The  tough old golfer replies,

"No problem, just get that lion out of there."

Smokin Soon

Learn from your elders


  A lawyer and a senior citizen are sitting next to each other on a long flight.
The lawyer is thinking that seniors are so dumb that he could get one over on them easy.
So the lawyer asks if the senior would like to play a fun game.
The senior is tired and just wants to take a nap, so he politely declines and tries to catch a few winks.
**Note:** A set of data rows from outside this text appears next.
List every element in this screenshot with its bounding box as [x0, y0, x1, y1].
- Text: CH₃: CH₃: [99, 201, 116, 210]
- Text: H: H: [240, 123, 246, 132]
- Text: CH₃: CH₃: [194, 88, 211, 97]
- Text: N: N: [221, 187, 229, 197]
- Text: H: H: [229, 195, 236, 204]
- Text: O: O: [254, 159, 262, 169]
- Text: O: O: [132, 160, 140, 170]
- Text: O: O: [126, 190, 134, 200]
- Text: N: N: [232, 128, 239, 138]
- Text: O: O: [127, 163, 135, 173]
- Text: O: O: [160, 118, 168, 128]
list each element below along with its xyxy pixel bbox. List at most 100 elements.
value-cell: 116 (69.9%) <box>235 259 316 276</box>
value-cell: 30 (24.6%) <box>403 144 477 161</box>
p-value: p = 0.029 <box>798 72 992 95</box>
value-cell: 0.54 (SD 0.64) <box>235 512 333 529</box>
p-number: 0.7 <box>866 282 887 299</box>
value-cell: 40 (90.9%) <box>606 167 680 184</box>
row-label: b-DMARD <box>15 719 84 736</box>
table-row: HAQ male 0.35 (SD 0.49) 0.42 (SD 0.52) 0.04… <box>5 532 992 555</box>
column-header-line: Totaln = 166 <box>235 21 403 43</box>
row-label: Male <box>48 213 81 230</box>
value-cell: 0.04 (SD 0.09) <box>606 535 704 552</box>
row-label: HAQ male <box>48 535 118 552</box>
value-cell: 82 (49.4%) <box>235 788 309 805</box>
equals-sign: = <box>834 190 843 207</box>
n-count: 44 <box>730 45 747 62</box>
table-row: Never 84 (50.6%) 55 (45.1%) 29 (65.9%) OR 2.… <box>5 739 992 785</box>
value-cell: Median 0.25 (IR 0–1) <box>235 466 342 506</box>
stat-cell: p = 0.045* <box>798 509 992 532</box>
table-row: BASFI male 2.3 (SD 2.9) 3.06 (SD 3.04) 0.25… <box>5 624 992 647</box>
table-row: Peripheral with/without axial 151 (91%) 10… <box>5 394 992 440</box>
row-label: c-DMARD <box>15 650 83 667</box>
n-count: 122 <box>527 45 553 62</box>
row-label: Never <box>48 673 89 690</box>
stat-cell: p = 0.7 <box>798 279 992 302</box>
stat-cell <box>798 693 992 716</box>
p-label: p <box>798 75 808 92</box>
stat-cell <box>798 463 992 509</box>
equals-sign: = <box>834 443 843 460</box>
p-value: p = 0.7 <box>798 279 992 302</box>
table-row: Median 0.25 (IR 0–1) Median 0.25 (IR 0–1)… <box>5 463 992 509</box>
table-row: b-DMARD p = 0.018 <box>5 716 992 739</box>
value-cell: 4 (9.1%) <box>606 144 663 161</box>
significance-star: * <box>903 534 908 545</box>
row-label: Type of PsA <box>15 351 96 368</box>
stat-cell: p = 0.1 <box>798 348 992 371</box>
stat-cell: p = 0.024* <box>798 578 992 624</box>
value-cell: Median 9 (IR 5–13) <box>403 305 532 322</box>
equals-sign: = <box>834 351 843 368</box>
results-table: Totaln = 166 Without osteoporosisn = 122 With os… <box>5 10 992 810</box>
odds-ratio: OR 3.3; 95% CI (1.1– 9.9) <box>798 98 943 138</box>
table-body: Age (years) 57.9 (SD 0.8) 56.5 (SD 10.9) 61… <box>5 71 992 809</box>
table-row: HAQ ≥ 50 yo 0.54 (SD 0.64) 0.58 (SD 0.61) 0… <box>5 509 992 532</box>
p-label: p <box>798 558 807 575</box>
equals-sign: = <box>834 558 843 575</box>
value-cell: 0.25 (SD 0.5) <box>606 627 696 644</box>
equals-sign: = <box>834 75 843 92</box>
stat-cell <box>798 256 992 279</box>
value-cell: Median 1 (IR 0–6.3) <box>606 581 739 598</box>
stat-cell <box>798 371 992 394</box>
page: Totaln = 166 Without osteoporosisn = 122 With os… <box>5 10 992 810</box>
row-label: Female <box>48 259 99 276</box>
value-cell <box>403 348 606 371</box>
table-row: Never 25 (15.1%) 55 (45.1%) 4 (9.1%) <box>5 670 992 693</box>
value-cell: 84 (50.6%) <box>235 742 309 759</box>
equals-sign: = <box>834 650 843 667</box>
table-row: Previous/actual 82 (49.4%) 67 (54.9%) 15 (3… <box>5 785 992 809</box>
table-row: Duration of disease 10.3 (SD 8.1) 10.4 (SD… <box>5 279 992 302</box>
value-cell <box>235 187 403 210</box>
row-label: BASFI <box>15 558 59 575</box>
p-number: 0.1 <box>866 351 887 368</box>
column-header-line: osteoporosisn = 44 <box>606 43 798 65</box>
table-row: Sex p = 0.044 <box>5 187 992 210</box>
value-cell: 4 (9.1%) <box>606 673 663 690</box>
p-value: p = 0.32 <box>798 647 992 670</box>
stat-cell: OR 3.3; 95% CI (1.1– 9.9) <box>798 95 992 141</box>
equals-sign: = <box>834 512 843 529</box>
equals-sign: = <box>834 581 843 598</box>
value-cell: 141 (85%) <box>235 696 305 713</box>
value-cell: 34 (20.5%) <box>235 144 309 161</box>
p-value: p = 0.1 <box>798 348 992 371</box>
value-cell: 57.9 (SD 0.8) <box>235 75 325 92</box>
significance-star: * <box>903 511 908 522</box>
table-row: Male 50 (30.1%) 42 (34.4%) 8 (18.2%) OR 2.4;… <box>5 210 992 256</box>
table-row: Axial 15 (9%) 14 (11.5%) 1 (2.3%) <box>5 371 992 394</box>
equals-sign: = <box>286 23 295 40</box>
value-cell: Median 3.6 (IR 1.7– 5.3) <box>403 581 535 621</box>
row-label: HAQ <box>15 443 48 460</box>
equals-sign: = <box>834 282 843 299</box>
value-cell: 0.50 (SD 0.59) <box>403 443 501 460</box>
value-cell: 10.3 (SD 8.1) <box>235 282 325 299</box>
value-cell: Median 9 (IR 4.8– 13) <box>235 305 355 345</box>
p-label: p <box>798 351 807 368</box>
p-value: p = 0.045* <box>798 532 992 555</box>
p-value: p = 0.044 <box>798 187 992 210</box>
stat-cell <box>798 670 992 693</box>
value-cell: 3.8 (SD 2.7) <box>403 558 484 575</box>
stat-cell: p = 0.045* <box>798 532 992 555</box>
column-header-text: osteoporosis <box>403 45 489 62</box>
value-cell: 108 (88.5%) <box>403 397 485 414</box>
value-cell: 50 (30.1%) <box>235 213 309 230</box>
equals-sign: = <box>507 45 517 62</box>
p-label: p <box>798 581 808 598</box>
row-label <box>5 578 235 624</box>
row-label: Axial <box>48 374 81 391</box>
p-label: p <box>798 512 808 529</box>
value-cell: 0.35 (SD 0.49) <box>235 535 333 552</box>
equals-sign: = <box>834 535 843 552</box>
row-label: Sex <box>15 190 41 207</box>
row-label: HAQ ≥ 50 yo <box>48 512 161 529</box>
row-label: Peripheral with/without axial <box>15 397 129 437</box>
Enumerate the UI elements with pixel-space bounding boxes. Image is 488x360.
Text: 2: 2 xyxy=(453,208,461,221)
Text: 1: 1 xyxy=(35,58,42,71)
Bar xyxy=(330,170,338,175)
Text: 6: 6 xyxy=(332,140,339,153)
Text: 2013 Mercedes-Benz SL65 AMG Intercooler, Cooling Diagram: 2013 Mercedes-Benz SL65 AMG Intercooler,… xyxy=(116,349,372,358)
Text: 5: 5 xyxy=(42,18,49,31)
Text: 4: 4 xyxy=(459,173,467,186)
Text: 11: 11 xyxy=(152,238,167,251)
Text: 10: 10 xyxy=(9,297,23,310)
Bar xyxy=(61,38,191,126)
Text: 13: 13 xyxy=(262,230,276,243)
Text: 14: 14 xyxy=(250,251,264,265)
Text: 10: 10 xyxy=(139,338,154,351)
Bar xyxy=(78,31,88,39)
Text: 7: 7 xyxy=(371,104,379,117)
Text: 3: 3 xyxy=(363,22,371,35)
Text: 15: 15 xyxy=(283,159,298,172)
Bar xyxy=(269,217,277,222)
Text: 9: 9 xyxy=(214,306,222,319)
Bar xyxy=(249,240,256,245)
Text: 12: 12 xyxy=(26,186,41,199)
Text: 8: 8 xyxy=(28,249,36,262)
The lawyer persists saying that the game is a lot of fun.  I ask you a question, and if you don't know the answer, you pay me only $5.  Then you ask me one, and if I don't know the answer, I will pay you $500, he says.

This catches the senior's attention and to keep the lawyer quiet, he agrees to play the game.
The lawyer asks the first question.  'What's the distance from the Earth to the Moon?'
The senior doesn't say a word, but reaches into his pocket, pulls out a five-dollar bill, and hands it to the lawyer.

Now it's the senior's turn.  He asks the lawyer, 'What goes up a hill with three legs, and comes down with four?'
The lawyer uses his laptop and searches all references he could find on the Net.
He sends e-mails to all the smart friends he knows; all to no avail.  After an hour of searching, he finally gives up.
He wakes the senior and hands him $500.  The senior pockets the $500 and goes right back to sleep.


The lawyer is going nuts not knowing the answer.  He wakes the senior up and asks, 'Well, so what goes up a hill with three legs and comes down with four?'

The senior reaches into his pocket, hands the lawyer $5 and goes back to sleep.


rdevous

Cool Facts about the Human Body!

-Scientists say the higher your I.Q. the more you dream.
 
-The largest cell in the human body is the female egg and the smallest is the male sperm.
 
-You use 200 muscles to take one step.
 
-The average woman is 5 inches shorter than the average man.
 
-Your big toes have two bones each while the rest have three.
 
-A pair of human feet contains 250,000 sweat glands.
 
-A full bladder is roughly the size of a soft ball.
 
-The acid in your stomach is strong enough to dissolve razor blades.
 
-It takes the food seven seconds to get from your mouth to your stomach.
 
-The average human dream lasts 2-3 seconds.
 
-Men without hair on their chests are more likely to get cirrhosis of the liver than men with hair.
 
-At the moment of conception, you spent about half an hour as a single cell.
 
-There are about one trillion bacteria on each of your feet.
 
-Your body gives off enough heat in 30 minutes to bring half a gallon of water to a boil.
 
-The enamel in your teeth is the hardest substance in your body.
 
-Your teeth start growing 6 months before you are born.
 
-When you are looking at someone you love, your pupils dilate, and they do the same when you are looking at someone you hate.
 
-Your thumb is the same length of your nose.
 
At this very moment I know you are putting this last fact to the test!!!
 
This will either give you something to explain your stinky feet to your wife or make sure you wash your hands after taking your shoes and socks off!!!
 
 
Ray
 
 
If you can't smoke it.....you don't need it!!!

Wildcat

Gosh,
I'm rich!

Silver
in the Hair

Gold
in the Teeth

Stones
in the Kidneys

Sugar
in the Blood.

Lead
in the BUTT

Iron
in the Arteries

And
an inexhaustible supply of Natural Gas.

I never thought I'd accumulate such wealth.
Life is short. Smile while you still have teeth.